Euronews-Reporter Bryan Carter: "Seit zwei Jahren ist der Brexit ein Brennpunkt der europäischen Politik. Für Nichtbriten wie mich wirkt das Ganze ziemlich verwirrend, chaotisch, fast wie ein Fehler. Aber sehen die Leute hier das genauso? Ich bin an der Grenze zwischen England einerseits und Wales andererseits, um mit den Leuten zu sprechen, um zu hören, was sie wirklich über den Brexit denken."

Ich mache mich auf den Weg in die nächstgelegene Stadt.

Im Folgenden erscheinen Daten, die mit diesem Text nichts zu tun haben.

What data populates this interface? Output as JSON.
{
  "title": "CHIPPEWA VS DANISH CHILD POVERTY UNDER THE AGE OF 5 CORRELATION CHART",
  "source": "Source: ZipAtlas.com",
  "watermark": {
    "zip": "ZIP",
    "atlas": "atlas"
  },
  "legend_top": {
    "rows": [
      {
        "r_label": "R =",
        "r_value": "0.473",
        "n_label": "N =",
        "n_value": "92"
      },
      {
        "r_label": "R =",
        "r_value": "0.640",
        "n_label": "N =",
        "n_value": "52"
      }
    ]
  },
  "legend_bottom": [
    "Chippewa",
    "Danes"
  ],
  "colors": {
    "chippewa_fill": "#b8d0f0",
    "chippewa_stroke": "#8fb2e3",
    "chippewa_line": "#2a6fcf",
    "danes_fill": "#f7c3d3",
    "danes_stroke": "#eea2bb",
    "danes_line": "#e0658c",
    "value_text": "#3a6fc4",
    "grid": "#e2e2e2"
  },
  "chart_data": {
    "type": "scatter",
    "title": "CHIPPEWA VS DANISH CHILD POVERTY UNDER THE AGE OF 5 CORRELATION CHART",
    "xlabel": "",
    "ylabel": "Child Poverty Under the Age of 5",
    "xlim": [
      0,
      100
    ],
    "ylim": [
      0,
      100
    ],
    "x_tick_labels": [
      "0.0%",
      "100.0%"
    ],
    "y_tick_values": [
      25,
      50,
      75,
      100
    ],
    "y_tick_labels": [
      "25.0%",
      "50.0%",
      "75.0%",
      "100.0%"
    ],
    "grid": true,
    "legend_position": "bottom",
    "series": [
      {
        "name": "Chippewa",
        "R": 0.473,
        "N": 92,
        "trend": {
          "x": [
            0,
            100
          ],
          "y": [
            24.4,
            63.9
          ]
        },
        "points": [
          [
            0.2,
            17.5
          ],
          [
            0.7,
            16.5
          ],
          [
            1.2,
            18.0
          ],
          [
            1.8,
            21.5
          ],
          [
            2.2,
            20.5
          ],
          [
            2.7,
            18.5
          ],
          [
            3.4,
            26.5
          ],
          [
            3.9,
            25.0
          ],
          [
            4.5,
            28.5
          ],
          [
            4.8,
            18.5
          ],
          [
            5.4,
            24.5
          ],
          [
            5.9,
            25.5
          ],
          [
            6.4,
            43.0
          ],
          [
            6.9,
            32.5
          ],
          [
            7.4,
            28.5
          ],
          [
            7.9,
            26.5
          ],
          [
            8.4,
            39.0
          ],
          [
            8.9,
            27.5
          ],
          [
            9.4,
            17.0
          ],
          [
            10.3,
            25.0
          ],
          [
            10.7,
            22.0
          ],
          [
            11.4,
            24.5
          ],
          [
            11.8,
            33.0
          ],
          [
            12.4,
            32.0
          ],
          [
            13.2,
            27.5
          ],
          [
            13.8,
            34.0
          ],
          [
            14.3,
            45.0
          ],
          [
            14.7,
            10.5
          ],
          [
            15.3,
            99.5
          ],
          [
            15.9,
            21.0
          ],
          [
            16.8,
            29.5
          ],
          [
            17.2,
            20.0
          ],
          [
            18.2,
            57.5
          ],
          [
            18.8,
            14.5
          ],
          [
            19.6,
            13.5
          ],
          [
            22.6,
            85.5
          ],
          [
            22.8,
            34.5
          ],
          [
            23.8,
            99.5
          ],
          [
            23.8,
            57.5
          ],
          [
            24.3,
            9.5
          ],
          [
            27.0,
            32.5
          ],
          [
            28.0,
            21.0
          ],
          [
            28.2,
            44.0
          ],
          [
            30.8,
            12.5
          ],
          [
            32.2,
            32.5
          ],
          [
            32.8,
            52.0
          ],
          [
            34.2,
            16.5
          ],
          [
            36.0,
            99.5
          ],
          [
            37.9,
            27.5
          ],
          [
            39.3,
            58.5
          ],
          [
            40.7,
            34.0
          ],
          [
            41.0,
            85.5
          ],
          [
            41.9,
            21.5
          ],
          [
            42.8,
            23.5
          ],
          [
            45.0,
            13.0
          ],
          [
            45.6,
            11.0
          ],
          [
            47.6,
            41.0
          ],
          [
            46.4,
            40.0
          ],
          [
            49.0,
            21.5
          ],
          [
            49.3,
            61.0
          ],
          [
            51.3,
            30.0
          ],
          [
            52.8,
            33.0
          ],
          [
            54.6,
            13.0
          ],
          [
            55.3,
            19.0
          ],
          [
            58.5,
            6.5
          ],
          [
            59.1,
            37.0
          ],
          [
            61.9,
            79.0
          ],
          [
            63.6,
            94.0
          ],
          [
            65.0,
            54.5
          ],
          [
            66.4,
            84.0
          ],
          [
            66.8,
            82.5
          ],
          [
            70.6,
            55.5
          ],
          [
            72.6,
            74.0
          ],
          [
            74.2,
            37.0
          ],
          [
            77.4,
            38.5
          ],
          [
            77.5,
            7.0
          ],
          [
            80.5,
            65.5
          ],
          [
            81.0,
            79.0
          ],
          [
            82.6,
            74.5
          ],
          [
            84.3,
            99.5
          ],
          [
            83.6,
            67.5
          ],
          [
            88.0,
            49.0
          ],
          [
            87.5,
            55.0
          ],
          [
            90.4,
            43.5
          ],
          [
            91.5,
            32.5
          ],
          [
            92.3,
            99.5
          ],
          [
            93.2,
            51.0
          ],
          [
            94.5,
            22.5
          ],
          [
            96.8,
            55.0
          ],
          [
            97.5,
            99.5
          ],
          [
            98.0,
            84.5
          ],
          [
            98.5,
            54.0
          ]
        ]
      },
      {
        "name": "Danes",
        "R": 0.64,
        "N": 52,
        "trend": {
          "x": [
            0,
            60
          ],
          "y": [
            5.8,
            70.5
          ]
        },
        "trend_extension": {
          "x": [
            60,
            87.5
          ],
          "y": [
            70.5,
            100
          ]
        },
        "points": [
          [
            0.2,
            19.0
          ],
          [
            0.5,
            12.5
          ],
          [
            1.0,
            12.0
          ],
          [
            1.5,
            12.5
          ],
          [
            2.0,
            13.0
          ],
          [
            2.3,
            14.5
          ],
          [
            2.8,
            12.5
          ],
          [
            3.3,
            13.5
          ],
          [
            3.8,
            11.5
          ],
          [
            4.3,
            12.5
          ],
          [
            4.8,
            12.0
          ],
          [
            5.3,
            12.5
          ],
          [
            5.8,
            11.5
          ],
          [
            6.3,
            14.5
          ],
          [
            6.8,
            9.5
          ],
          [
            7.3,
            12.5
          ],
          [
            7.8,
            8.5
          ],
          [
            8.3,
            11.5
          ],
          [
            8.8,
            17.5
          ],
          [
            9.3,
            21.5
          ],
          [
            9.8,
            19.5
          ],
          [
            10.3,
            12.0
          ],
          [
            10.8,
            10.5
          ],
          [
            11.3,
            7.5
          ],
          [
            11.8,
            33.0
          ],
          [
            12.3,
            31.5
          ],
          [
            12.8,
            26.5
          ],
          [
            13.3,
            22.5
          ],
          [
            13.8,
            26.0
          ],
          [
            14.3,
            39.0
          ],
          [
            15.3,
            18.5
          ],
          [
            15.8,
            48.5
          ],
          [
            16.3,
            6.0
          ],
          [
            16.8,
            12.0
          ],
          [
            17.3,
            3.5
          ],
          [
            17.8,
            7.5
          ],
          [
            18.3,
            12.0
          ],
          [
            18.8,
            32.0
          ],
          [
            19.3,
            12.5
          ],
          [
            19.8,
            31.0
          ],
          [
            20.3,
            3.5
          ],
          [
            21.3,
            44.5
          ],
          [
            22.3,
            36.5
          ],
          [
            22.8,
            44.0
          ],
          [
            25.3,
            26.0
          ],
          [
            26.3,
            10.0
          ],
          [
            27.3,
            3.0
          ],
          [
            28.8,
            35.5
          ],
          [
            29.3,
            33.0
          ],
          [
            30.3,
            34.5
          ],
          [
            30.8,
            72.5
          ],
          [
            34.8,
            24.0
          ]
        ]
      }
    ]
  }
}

Euronews: "Wir fahren jetzt Richtung Chester. Das ist eine Stadt mit etwa 100.000 Einwohnern, sie liegt ganz in der Nähe der Grenze zu Wales. Die Einwohner stimmten 2016 für den Austritt aus der EU, es war allerdings ein sehr knappes Ergebnis: 50,7 stimmten für den Austritt, die anderen stimmten für den Verbleib in der EU. Wir werden versuchen, Leute von beiden Seiten zu finden."

Brexit-Befürworter halten Skepsis für Angstmacherei

Jacky hat einen Stand auf dem traditionellen Weihnachtsmarkt von Chester. Sie stimmte vor zwei Jahren für den EU-Austritt und ist immer noch davon überzeugt, dass es die richtige Wahl war.

Euronews: "Warum haben Sie für den EU-Austritt gestimmt?"

Jacky: "Weil ich die Politiker nicht mag, ich mag die nicht gewählten Leute nicht, die uns sagen, was wir dürfen und was nicht, mit wem wir handeln können und mit wem nicht. Wir geben ihnen nur Geld, wir schmeißen ihnen das Geld hinterher und ich glaube nicht, dass wir bekommen, wofür wir bezahlt haben."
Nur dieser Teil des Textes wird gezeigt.